En somme il régnait ici, malgré la bannière fleur-delysée, une atmosphère de port franc, un peu analogue à celle des censives d'Acadie. La juridiction était française, mais les fonctionnaires étaient plus souvent à Québec où ils s'installaient avec leurs familles plutôt qu'à résider dans ce bourg de pêcheurs et de paysans.
On les méprisait un peu et ils n'avaient pas grand pouvoir. Les vrais maîtres étaient les représentants des compagnies de commerce et surtout de la fourrure.
Angélique se remémora ses doutes et ses craintes, sa peur de la veille, et s'étonna de voir avec quelle facilité les événements avaient tourné à leur avantage.
– Alors vous voici rassurée ? Que vous avais-je dit, l'apostropha Villedavray. Eh bien ! croyez-moi, à Québec, il en sera de même. Savez-vous pourquoi ? Parce que les Français sont les plus grands badauds du monde. Et VOUS VOIR ! Qui voudrait se priver d'un pareil spectacle ? La vérité ! la voici : les gens sont enchantés de votre venue... Sur ces mots, on entendit un coup de canon.
Chapitre 3
Cette fois, c'était un vrai coup de canon.
– Ce n'est rien ! Ce n'est rien ! s'écria le marquis de Villedavray en se précipitant aussitôt dehors.
Il brandit sa lorgnette et se la fixa à l'œil.
– Ce n'est que M. de Peyrac qui est en train de porter secours à ce navire en perdition qui nous suivait.
– Alors, pourquoi tire-t-on du canon ?
Tous, maintenant, rassemblés sur l'esplanade, devant l'entrepôt, fixaient leurs regards sur l'horizon brumeux. On ne voyait guère, même pour les regards exercés des marins. Seul, Villedavray pouvait commenter ce qui se tramait là-bas.

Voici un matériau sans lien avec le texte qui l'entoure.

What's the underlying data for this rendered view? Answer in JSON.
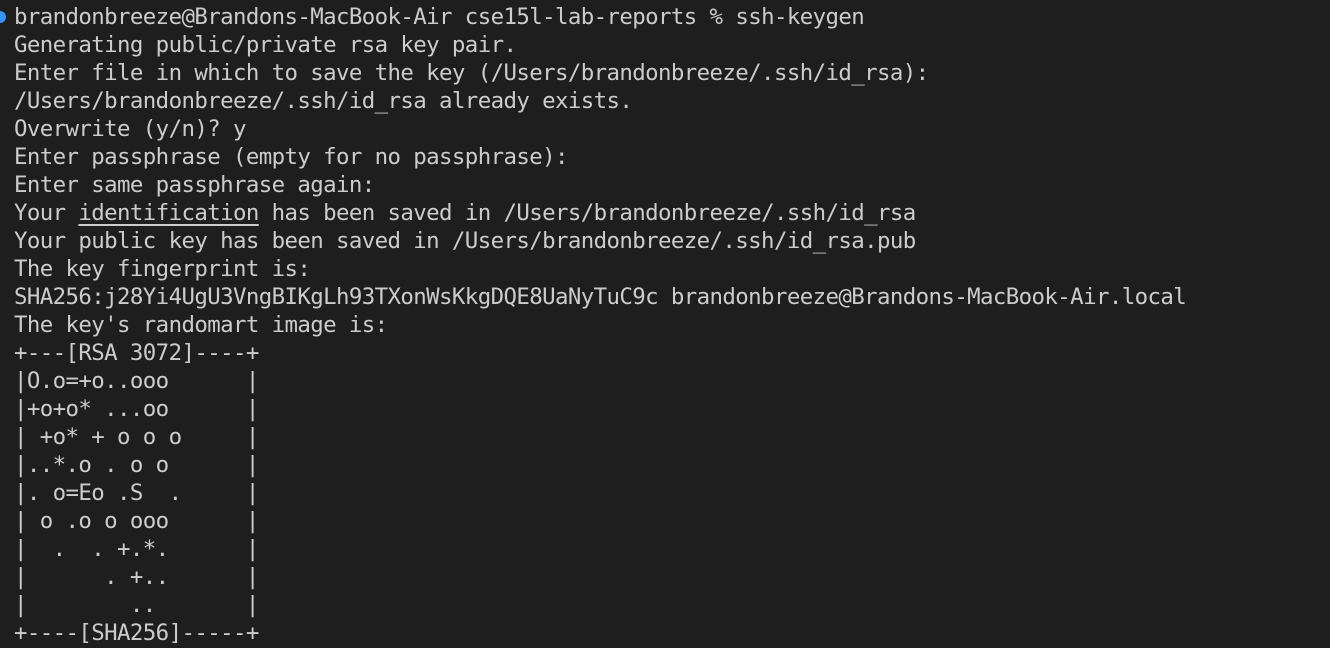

On distinguait seulement, par moments, la blancheur des voiles, évoluant avec cette lenteur des manœuvres qui se déroulent dans le lointain.
Il y eut à nouveau un éclair puis l'écho assourdi d'une explosion.
– Ça a l'air de se gâter !
– Bizarre, c'est le navire en perdition qui tire, informa Villedavray.
– Voilà qui est étrange !
La main en auvent, pour mieux aiguiser la vision, chacun se concentrait, cherchant à déchiffrer l'énigme qu'offrait au loin le rassemblement des vaisseaux.
C'était vraiment flou et l'on ne saurait avant longtemps ce qui s'était passé car rien n'est plus lent que toutes les affaires de mer. Il faudrait se contenter pour sa patience des évolutions de toutes ces taches blanchâtres agglomérées, s'amenuisant ou surgissant tour à tour et s'agrandissant, pour disparaître à nouveau.
Enfin quelqu'un s'écria :
– Ils viennent à nous !...
En effet les voiles déployées des navires étaient maintenant très visibles et l'on pouvait les dénombrer. C'était le signe qu'ils mettaient le cap vers le port.
Par la suite, tout alla très vite. Le blanc et dodelinant troupeau grandit à vue d'œil et vers l'heure de midi, comme le soleil était à son zénith, la flotte du comte de Peyrac – moins le Gouldsboro qui était resté en rade – escortant le bâtiment français, poussif et donnant de la gîte à croire qu'il allait se coucher sur le flanc d'un instant à l'autre, entra dans la rade de Tadoussac.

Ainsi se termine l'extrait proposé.